兄は諭すのが好き
七歳離れた兄は諭すのが好き。
安直な物欲をかかえて結局なにも手を付けられないお母さんを、顔を合わせれば諭している。
お母さんには趣味がない。
「趣味っていうのは疲れないんだ。どんなに体を動かすことでも、疲れたなんて思わない。むしろすっきりしてくるもんなんだよ」
「そうは言ってもねぇ、年齢ってものがついてまわるんだよ。何かを始めようと思うと準備がいるでしょ、それ考えただけでも疲れちゃう」
「年齢なんか関係ないよ。60過ぎてみんな色々やってんじゃん」
「そういう人はそういう人」
「お母さん、それを言っちゃあおしまいだよ」
「そんなこと言ったってねぇ、ねぇ」
お母さんは兄に言い負かされそうになると、いつも末っ子の私に振ってくる。
小さい頃などっちについたらいいのかわからなくて、聴いてないフリか困ってるフリをしていたが、近頃は自分の意見をちゃんというようにしてる。
そうするとお母さんはびっくりしたような、さみしそうな顔をするんだけど、それはいつものお母さんのパフォーマンスなので見ないフリどころか、子供にそんな小狡い手を使うお母さんを凝視している。

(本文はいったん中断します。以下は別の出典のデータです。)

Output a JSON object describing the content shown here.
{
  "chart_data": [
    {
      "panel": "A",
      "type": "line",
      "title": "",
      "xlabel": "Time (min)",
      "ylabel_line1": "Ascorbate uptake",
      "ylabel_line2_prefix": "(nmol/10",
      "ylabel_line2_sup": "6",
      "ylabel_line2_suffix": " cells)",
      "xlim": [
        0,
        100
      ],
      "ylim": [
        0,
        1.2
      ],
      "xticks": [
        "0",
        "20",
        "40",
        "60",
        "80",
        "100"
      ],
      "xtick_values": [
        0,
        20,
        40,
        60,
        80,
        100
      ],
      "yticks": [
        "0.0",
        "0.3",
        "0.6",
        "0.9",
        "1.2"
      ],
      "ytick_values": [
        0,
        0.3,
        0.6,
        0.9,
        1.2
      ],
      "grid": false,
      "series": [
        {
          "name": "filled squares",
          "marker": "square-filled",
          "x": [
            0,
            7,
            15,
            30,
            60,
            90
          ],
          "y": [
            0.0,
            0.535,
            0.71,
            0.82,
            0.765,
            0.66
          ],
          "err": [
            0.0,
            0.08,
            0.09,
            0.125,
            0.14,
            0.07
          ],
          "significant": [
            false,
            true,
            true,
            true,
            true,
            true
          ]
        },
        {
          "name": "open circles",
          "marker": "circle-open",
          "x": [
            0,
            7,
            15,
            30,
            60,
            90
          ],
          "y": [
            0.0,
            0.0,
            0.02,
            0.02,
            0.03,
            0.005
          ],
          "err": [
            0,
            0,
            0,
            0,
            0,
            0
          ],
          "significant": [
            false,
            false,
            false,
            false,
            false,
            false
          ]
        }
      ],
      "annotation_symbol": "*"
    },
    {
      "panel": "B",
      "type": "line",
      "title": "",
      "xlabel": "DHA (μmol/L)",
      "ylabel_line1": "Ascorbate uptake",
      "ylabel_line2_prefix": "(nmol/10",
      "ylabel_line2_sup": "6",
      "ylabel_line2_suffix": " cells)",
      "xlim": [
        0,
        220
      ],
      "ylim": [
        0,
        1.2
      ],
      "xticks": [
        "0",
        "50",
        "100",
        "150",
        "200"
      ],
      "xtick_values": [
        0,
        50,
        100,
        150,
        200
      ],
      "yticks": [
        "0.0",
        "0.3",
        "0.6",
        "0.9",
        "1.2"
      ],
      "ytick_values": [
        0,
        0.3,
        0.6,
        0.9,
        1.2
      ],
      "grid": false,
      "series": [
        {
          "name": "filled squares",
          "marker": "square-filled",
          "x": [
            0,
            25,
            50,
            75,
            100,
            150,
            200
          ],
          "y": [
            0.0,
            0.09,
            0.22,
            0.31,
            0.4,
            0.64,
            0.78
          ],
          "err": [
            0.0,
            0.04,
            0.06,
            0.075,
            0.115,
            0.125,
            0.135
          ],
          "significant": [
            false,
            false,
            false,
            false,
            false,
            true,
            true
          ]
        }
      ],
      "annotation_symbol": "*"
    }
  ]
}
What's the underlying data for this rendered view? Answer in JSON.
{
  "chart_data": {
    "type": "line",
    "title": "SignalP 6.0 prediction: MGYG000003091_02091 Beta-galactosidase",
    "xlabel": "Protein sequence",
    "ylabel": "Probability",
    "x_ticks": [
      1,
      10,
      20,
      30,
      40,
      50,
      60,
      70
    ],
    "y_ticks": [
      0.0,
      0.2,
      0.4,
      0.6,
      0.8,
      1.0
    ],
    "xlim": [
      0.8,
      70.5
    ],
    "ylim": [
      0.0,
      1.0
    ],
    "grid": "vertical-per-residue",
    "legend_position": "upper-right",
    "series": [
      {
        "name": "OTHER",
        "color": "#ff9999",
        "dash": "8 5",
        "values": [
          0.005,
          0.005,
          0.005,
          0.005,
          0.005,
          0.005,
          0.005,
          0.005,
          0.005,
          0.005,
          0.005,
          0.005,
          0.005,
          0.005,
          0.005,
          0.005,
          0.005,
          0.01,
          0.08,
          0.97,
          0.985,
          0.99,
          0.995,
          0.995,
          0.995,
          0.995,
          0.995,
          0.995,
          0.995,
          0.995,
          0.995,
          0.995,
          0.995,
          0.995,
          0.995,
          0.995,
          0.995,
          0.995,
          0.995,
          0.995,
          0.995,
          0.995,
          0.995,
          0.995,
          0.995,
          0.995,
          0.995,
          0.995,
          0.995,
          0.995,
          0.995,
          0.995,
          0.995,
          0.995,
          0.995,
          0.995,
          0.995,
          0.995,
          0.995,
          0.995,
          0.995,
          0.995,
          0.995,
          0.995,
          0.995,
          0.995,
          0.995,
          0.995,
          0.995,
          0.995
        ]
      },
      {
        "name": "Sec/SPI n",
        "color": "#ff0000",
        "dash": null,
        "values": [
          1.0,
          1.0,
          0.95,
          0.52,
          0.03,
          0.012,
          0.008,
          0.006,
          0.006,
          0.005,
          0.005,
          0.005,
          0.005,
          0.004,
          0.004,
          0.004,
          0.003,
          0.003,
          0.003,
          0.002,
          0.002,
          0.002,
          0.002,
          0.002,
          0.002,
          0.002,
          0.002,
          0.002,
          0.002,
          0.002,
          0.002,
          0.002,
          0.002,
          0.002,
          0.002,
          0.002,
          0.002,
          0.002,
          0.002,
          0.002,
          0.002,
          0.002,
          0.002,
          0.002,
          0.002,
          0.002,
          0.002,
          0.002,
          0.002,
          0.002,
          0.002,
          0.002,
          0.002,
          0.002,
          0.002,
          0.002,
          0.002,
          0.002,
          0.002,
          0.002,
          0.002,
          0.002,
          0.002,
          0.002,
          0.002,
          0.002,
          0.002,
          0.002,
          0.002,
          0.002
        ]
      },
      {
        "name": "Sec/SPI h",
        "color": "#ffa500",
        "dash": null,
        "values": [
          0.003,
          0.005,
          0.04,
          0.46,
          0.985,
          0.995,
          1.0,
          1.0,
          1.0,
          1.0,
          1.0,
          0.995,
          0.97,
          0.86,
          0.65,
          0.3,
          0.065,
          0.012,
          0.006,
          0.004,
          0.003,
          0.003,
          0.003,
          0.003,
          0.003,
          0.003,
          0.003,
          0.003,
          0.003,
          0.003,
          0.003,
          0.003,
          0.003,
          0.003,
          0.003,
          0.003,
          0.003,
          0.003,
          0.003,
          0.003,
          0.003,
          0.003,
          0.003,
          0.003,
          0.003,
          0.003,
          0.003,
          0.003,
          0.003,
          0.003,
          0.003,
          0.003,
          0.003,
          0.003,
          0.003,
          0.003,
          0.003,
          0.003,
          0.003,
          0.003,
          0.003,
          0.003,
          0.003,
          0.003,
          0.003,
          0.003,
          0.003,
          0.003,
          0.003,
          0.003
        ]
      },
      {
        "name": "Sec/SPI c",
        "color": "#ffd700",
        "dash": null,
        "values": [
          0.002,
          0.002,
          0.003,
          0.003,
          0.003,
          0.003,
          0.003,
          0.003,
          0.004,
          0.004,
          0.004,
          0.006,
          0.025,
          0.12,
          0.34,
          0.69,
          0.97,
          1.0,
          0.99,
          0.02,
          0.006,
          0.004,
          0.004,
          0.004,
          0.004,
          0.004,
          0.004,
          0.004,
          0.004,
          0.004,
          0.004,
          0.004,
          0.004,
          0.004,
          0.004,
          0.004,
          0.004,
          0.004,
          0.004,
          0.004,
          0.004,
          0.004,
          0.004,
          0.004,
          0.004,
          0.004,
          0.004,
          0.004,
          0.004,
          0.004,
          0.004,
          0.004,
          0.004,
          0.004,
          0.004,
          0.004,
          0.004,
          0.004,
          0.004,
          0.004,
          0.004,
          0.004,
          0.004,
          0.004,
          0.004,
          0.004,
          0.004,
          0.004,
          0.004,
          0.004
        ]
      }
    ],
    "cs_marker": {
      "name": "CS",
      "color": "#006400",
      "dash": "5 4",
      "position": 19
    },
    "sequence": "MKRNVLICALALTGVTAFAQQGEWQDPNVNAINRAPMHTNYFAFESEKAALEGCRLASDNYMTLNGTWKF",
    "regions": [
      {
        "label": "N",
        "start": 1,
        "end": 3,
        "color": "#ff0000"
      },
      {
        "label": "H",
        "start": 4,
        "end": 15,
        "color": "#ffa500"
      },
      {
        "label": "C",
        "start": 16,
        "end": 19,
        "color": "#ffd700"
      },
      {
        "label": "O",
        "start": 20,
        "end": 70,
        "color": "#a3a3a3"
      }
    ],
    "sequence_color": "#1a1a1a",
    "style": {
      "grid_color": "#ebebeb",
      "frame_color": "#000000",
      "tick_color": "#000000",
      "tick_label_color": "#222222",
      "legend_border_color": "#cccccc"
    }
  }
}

「お母さんは何かをやらなきゃ何かをやらなきゃって頭で考えすぎなんじゃない?気持ちではNGだしてるのに、かっこつけたがって無理しようとしてる。どうせ続かないって自分でわかってるのに」
「そんなんじゃない、ほんとにやりたいと思ってるの!でも体が動かないのよ」
お母さん、私だからって口調が強くなっていないかい。
そしてまた振り出しの兄の言葉に戻る。
「お母さんは雑念が多すぎる。前から言ってるけど瞑想してみなよ。一度心を空っぽにしてみなよ」
「瞑想ってどうやるの?」
「前にも説明したけどさぁ、目を瞑って、呼吸だけに集中するの」
「むずかしいよー、そんなのちゃんと先生にレクチャーしてもらわないと出来ない」
私は思わず「なんで。呼吸じゃん」と食い気味に言ってしまった。
「あんた出来んの?教わってないのに?」
「うん、出来てるとか出来てないとかわからないけど、瞑想はするよ」
「あんた昔からいつも変だもんね」
変とかそういう話ではないのに、悔しがっちゃって。
「呼吸は呼吸でもちゃんとやんなきゃいけない呼吸でしょ、やり方教わらないとできない」
「。。。。。。。何か言ってやってよ、いつも教えてんのに聞いてくるんだよ」
今度は兄が私に振ってくる。
「じゃあ、ヨガでも通おうよ、一緒に行くよ」
「ヨガはヤダ。疲れる」
「。。。。。。。」
「。。。。。。。」
「。。。。。。。」
「ま、所詮他人がどうこう言っても本人が変わらない限り無理な話だよね。やらない人はやらないんだもん」
「ほんとそうだ」
「じゃあ、どうすれば変われるのよ、おしえてよ」
兄も私も、「結局いつもこうだ」「だから人を諭すなんてハナから無理だってわかってるのに。。!」と肩を落として自室へ戻ってゆく。
でもそこで諭すのを辞めるのは兄の「ビリーブ向上論」に反する。
だからまた、顔を合わせれば同じように呼吸の仕方を一から教えてあげている。
私は昔から兄からしてみれば模範的な聴講者なので、兄の諭してきたことは私のなかに割と多く沁み込んでいる。
たとえばこないだも兄は私とお母さんににこう諭した。
「やりたいことに優先順位をつけるのはよくないよ。やりたいと思ったことは全部やる。ちょっとずつ、全部やる」
お母さんはなんだか腑に落ちていない様子だったけど、私は妙に腑に落ちてしまった。「そうか一つに絞ろうとするから苦しくなってたのかな」と、楽なった自分に気付いた。
幸運なことに、兄も恋人も恩師も言ってることは似ていることが多い。
身近な信用している人たちが納得する同じようなことを私に諭してくれると、それはもう私のなかで「真理と言っていいでしょう」と認定される。
その瞬間、一つまたお守りが増えた気になって、私の足取りはすこしかるくなる。